Patient behavior and reticence in response to recent high-profile data breaches also impacts the level of nationwide HIE adoption and efficacy. A recent Black Book consumer survey of more than 12,000 patients found that 57% of respondents were “skeptical of the overall benefits of health information technologies such as patient portals, mobile apps, and electronic health records mainly because of recently reported data hacking and a perceived lack of privacy protection by providers.”
Additionally, survey respondents cited concerns that pharmacy prescription information, mental health notes, and chronic condition data may be shared beyond their personal physicians and insurance companies with retailers, employers, and even the government without their permission or acknowledgment. Perhaps most alarming is that 89% of respondents indicated that they have personally withheld health information during visits to their provider, which impacts the overall quality of the data that the HIE is designed to share, threatening to undermine the program’s success.
The Road to Better Expectations and Better Outcomes
At a macro level, pursuing record accuracy and contributing to a more efficient and effective HIE far outweigh the costs, both in terms of patient safety and an estimated $1.5 million of annual savings per hospital. The concept of embracing a better HIE can begin with the following improvement areas that can be addressed with relative ease:
• consider that 90% of patients can be readily identified through a simple combination of ZIP code and birthdate;
• incorporate a more effective auditing system, one that focuses on identifying underbillings as well as overbillings; and
• move away from the focus on referential data (front-end rather than back-end data), as it can worsen match rates. Third-party sources can often add to false-positives.
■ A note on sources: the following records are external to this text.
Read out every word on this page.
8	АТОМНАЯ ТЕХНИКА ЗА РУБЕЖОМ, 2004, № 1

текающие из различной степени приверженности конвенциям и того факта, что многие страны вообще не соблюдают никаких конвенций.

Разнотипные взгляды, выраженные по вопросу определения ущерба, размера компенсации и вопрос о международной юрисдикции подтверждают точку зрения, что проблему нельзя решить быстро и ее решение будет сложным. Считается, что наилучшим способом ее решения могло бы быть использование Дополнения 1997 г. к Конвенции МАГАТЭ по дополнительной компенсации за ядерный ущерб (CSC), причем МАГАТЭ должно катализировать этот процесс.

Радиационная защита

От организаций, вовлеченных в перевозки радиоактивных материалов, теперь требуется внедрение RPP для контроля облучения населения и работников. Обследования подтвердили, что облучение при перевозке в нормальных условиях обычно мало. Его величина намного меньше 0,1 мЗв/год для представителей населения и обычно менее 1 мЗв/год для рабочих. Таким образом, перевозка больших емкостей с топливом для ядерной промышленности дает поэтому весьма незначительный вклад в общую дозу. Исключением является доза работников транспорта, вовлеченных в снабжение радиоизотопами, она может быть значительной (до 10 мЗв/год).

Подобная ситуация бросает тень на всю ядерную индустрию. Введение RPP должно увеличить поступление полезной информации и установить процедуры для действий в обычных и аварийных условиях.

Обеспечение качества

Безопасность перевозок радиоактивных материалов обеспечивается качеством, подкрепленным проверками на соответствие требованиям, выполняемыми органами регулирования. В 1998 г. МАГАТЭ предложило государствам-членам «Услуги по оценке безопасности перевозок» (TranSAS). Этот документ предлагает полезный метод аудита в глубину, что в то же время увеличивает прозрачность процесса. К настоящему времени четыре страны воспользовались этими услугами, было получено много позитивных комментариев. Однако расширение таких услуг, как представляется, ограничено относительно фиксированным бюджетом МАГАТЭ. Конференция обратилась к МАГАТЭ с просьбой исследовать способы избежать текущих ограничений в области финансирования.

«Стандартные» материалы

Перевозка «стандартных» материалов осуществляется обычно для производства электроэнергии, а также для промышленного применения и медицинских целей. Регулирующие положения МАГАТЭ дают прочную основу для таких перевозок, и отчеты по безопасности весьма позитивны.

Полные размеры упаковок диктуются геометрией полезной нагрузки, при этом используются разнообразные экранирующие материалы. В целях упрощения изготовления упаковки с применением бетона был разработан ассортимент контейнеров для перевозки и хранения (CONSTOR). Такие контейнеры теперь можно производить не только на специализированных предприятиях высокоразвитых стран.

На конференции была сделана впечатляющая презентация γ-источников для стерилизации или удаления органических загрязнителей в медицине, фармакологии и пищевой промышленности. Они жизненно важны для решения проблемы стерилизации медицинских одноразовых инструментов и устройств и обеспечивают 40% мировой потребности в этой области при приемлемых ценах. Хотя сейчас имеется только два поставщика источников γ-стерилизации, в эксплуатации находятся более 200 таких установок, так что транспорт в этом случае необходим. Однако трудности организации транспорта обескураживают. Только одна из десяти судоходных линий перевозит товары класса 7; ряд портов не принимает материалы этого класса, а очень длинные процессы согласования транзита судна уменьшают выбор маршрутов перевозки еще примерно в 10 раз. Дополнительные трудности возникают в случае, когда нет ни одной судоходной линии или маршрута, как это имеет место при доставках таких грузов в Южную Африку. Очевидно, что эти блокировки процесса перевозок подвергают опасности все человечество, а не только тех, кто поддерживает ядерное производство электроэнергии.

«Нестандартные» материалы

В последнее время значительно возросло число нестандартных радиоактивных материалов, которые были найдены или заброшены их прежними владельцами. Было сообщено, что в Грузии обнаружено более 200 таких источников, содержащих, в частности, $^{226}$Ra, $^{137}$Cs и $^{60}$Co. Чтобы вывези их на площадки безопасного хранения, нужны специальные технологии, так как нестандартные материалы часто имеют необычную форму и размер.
For health care organizations, the question of whether to take a hard look at their databases and the accuracy of their patient data is not an “if” but a “when.” The Office of the National Coordinator for Health Information Technology has established a guideline that calls for a duplicate patient record rate of less than 0.5% for health care organizations by the end of 2020.
By adopting the philosophy and methodology of cleaning up existing patient data and ensuring that any new data are clean the first time, health care organizations can best position themselves to realize significant cost savings over time, both from a billing standpoint and from a reduction in readmission penalties. Most importantly, it better ensures the highest quality of care for patients.
By addressing these issues where they stand and having industry associations play more of a leadership role as advocates for this endeavor, HIEs can achieve what they were conceptualized to accomplish.
— Randy Jones is a senior health care solutions leader at Argo.